Al día siguiente, Raquel encontró mojado en su cama “El fin de la eternidad”, el libro que había desaparecido hacía ya un tiempo. En un ataque de histeria, fue corriendo al jardín a gritar a los cuatro vientos sin importarle la lluvia que estaba cayendo en esos momentos. Lo que salía de su garganta era ininteligible; era rabia, maldición, ruego. Era un llamado a la cordura, a la misericordia, a la rendición. Quien quiera que fuere, humano o espíritu, ya era hora de que se acabara; ya no tenía más nada que entregar, no le quedaba sueño que dormir, ni paz que perder. Que acabara era todo lo que ella pedía.
En medio de un mar de llanto volvió adentro, dejando grandes marcas de barro del jardín a la habitación. Tomó cosas al azar; libros, jabón, todo lo que encontraba y fue directo al jardín a tirarlos a los aires. Algunos le cayeron encima y otros fueron a parar a lo de los vecinos. Uno de ellos llamó a la policía.
Al volver del trabajo, Mario encontró a Raquel empapada, sentada en el sofá y con una mujer policía hablándole. La oficial dijo a Mario que, por esa vez, le harían solo una advertencia, pero que él debía controlarla. Ese barrio no toleraba muy bien a la gente desquiciada y ya habían enviado a varios inquilinos anteriores de esa casona a la cárcel o al loquero.
Mario despidió a los policías y se dedicó a reunir a los gatos desparramados en varios rincones de la casa. Del jardín solo recuperó el libro favorito de Raquel y lo colocó en la cama para que se secara. Luego se acercó a ella. Estaba sentada en el mismo lugar donde la había dejado, en completo silencio y mirando a la nada.
La levantó despacio y la acompañó a la ducha, la desvistió y le preguntó si quería que la bañara. Ella negó con la cabeza y cerró la cortina.

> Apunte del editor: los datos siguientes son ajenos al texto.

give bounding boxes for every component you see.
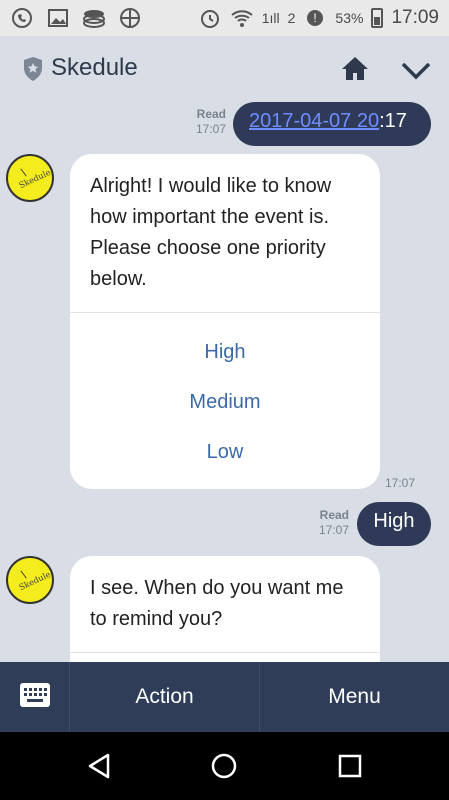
web-icon <box>118 6 142 30</box>
whatsapp-icon <box>10 6 34 30</box>
outgoing-message: High <box>357 502 431 546</box>
message-text: High <box>373 510 415 532</box>
chat-header: Skedule <box>0 36 449 102</box>
priority-options: High Medium Low <box>70 313 380 487</box>
reminder-card: I see. When do you want me to remind you… <box>70 556 380 662</box>
read-receipt: Read <box>196 107 226 121</box>
date-link[interactable]: 2017-04-07 20 <box>249 110 379 132</box>
signal-label: 1ıll <box>261 10 280 26</box>
card-message-text: I see. When do you want me to remind you… <box>90 577 344 630</box>
alarm-icon <box>198 6 222 30</box>
bot-avatar[interactable]: Skedule <box>6 556 54 604</box>
network-label: 2 <box>287 10 296 26</box>
card-divider <box>70 652 380 653</box>
priority-card: Alright! I would like to know how import… <box>70 154 380 489</box>
clock-time: 17:09 <box>391 7 439 28</box>
recent-apps-icon[interactable] <box>338 754 362 778</box>
chevron-down-icon[interactable] <box>400 58 432 82</box>
system-nav-bar <box>0 732 449 800</box>
option-medium[interactable]: Medium <box>70 377 380 427</box>
gallery-icon <box>46 6 70 30</box>
status-bar: 1ıll 2 ! 53% 17:09 <box>0 0 449 36</box>
message-meta: Read 17:07 <box>303 508 349 538</box>
back-icon[interactable] <box>86 752 114 780</box>
message-time: 17:07 <box>385 476 416 490</box>
message-meta: Read 17:07 <box>180 107 226 137</box>
keyboard-icon <box>19 682 51 713</box>
battery-percent: 53% <box>335 10 364 26</box>
keyboard-button[interactable] <box>0 662 70 732</box>
battery-icon <box>371 8 384 28</box>
wifi-icon <box>230 6 254 30</box>
outgoing-message: 2017-04-07 20:17 <box>233 102 431 146</box>
layers-icon <box>82 6 106 30</box>
bottom-action-bar: Action Menu <box>0 662 449 732</box>
option-high[interactable]: High <box>70 327 380 377</box>
read-receipt: Read <box>319 508 349 522</box>
shield-icon <box>22 56 44 82</box>
menu-button[interactable]: Menu <box>260 662 449 732</box>
sync-icon: ! <box>303 6 327 30</box>
card-message-text: Alright! I would like to know how import… <box>90 175 332 290</box>
home-nav-icon[interactable] <box>210 752 238 780</box>
message-time: 17:07 <box>195 122 226 136</box>
action-button[interactable]: Action <box>70 662 260 732</box>
svg-text:!: ! <box>314 11 317 25</box>
message-text-suffix: :17 <box>379 110 407 132</box>
bot-avatar[interactable]: Skedule <box>6 154 54 202</box>
message-time: 17:07 <box>318 523 349 537</box>
chat-title: Skedule <box>51 54 138 81</box>
chat-area[interactable]: Read 17:07 2017-04-07 20:17 Skedule Alri… <box>0 102 449 662</box>
option-low[interactable]: Low <box>70 427 380 477</box>
home-icon[interactable] <box>340 54 370 84</box>
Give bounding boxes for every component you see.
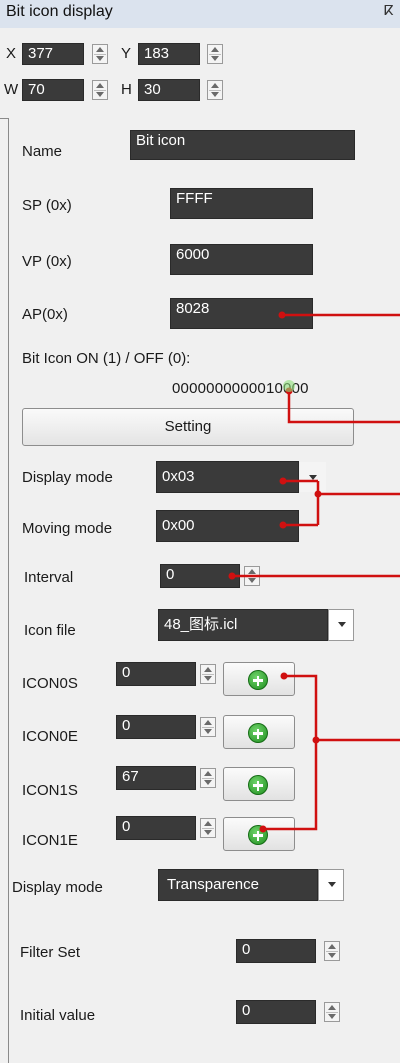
moving-mode-annotation-dot xyxy=(279,521,287,529)
icon0s-annotation-dot xyxy=(280,672,288,680)
icon-junction-dot xyxy=(312,736,320,744)
annotation-overlay xyxy=(228,311,400,833)
icon1e-annotation-dot xyxy=(259,825,267,833)
icon-bracket-line xyxy=(263,674,400,831)
interval-annotation-dot xyxy=(228,572,236,580)
ap-annotation-dot xyxy=(278,311,286,319)
bit-annotation-line xyxy=(287,391,400,424)
mode-bracket-line xyxy=(316,481,400,525)
display-mode-annotation-dot xyxy=(279,477,287,485)
bit-highlight-dot xyxy=(283,380,295,392)
mode-junction-dot xyxy=(314,490,322,498)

El dejó la puerta abierta y fue a la habitación en espera de Raquel, atento a cualquier ruido que ella hiciera. Ella giró las perillas caliente y fría del agua, esperó a que se formara vapor y cerró los ojos. Todo iba a estar bien. Lo iba a estar. Todo. Tomó el shampoo y vertió un poco en su mano. Le gustó la sensación del líquido en la palma, así que vertió y vertió mientras la mano se le llenaba de shampoo y agua tibia, y el contenido llegaba al piso.
Un fuerte chasquido retumbó en la casa, dejando todo a oscuras y a Raquel gritando sin parar. Mario no pudo calmarla más, ni siquiera a fuerza de zarandeos y una que otra cachetada. Él también empezó a pensar que algo andaba mal, y que tal vez, solo tal vez, ella tenía razón. Algo pasaba en esa casa.
Afuera, la perra se rascaba el hocico con dolor. Luego de intentar masticar estúpidamente el cable suelto que sobresalía de la pared, el gran chispazo del cortocircuito la atontó unos segundos y le enseñó una lección que jamás olvidaría: los cables eran el nuevo enemigo.